The jury was persuaded. Six of the soldiers were acquitted. Two were found guilty of manslaughter and punished by having their thumbs branded.
Several years later, John Adams wrote in his diary that his defense of those British soldiers was “one of the best Pieces of Service I ever rendered my Country.”
“Facts are stubborn things” became one of Adams’ best known and oft-cited quotes. However, contrary to what I once thought, he didn’t coin that line.
As noted by quote mavens Garson O’Toole on his Quote Investigator site and Dr. Mardy Grothe in his Dictionary of Metaphorical Quotations, it was already a saying in England and America and dates back to at least the early 1700s.
Two centuries later, President Ronald Reagan uttered the most famous modern use and perceived “misuse” of that quote.
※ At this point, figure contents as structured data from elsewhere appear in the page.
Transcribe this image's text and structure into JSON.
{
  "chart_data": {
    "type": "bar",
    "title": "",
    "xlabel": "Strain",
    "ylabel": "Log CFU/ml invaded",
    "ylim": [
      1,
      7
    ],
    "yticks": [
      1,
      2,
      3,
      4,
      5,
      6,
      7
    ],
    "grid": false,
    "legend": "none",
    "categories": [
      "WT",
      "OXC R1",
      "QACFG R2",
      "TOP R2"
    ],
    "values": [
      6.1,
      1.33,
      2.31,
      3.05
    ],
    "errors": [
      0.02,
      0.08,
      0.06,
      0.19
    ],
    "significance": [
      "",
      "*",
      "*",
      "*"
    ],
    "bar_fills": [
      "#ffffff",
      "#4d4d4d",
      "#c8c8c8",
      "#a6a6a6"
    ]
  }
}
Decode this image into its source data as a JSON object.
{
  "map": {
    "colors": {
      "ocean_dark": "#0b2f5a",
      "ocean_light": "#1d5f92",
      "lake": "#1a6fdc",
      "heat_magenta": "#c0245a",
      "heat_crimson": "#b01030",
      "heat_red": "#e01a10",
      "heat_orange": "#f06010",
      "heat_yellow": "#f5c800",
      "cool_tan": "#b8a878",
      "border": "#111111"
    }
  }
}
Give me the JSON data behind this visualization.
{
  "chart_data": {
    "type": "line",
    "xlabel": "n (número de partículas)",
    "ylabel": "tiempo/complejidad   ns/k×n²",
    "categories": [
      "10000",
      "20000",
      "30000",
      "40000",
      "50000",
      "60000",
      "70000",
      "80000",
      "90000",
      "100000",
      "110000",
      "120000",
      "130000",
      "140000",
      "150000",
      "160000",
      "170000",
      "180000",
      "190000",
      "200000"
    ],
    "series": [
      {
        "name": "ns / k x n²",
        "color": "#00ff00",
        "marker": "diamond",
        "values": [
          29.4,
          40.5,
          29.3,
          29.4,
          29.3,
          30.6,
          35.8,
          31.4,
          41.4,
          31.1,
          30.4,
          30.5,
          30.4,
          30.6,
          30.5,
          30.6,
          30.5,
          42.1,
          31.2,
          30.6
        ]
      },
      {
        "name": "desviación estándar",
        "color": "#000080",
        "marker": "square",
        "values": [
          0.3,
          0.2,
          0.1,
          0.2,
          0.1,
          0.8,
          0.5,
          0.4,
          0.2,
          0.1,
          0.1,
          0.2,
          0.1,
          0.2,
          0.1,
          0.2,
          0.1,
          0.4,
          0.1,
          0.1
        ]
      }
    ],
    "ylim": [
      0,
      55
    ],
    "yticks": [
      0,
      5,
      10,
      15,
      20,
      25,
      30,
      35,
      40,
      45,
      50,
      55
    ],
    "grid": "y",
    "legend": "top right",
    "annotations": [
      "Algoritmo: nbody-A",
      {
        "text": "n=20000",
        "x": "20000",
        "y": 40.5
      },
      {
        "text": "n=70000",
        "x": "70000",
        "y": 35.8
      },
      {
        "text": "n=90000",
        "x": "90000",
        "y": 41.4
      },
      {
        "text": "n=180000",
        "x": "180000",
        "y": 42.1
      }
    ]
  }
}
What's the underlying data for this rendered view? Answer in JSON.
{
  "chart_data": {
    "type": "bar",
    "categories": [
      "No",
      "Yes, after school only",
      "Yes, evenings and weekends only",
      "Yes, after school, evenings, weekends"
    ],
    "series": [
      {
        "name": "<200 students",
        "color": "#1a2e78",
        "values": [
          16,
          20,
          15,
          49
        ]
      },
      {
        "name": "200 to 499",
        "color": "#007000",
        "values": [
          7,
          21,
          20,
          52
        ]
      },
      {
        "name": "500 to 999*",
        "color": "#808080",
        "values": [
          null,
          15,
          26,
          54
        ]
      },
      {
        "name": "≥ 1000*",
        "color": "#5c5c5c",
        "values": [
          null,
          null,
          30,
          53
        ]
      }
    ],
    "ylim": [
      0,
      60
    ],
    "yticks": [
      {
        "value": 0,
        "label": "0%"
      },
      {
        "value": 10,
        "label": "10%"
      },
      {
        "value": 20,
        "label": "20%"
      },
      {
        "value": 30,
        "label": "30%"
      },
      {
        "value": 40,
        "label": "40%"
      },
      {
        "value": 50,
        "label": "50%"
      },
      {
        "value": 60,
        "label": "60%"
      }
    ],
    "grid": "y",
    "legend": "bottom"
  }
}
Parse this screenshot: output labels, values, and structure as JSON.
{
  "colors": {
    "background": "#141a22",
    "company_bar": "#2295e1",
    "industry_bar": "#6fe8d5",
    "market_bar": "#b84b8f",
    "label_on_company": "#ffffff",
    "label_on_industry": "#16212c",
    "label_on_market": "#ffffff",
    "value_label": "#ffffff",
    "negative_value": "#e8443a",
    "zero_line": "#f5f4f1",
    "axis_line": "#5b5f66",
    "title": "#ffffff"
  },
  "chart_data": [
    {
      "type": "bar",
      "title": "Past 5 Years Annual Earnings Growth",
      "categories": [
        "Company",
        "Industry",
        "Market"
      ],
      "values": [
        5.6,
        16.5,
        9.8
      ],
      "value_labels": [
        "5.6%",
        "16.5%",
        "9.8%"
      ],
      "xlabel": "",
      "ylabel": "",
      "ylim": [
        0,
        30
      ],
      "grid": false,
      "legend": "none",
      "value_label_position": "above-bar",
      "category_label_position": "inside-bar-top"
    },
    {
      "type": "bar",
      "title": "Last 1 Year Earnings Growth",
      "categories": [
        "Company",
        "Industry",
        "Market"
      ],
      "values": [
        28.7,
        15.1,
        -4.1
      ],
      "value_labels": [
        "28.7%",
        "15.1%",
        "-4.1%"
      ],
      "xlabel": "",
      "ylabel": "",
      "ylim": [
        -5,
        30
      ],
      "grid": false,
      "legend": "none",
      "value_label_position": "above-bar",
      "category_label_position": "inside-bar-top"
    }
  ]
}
It came in his speech at the Republican National Convention in New Orleans, Louisiana on August 15, 1988.
Reagan was there to speak in support of the current Republican presidential candidate, his Vice President George H.W. Bush, who was running against Democrat Michael Dukakis.
In the speech, Reagan recounted what he viewed as the successes of his administration and the reasons why he felt voters should elect another Republican as president.
Reagan repeated John Adam’s facts quote several times in the address. It was a rhetorical device he used in the part that focused on the economic problems he blamed on his Democratic predecessor, President Jimmy Carter.
“Before we came to Washington,” Reagan said, “Americans had just suffered the two worst back-to-back years of inflation in 60 years. Those are the facts, and as John Adams said, ‘Facts are stubborn things.’ Interest rates had jumped to over 21 percent…Facts are stubborn things…The median family income fell 51/2 percent. Facts are stubborn things.”
Then he made what became one of his most-cited gaffes, saying:
“Fuel costs jumped through the atmosphere, more than doubling. Then people waited in gas lines as well as unemployment lines. Facts are stupid things.”
Reagan immediately corrected himself, adding: “Stubborn things, I should say.” But once the word stupid came out of his mouth, that’s the version that was picked up and cited by his critics.
Today, thousands of websites quote Reagan as saying “Facts are stupid things” as if it were somehow a significant quote — without noting that it came from a speech in which he said “stubborn things” several other times and quickly corrected his brief slip of the tongue.
Of course, thousands of others note that Reagan said “Facts are stubborn things” — without mentioning that he was quoting John Adams, thus creating the impression that Reagan coined the line.
When it comes to quotations on the Internet—and to politics—facts are often slippery things.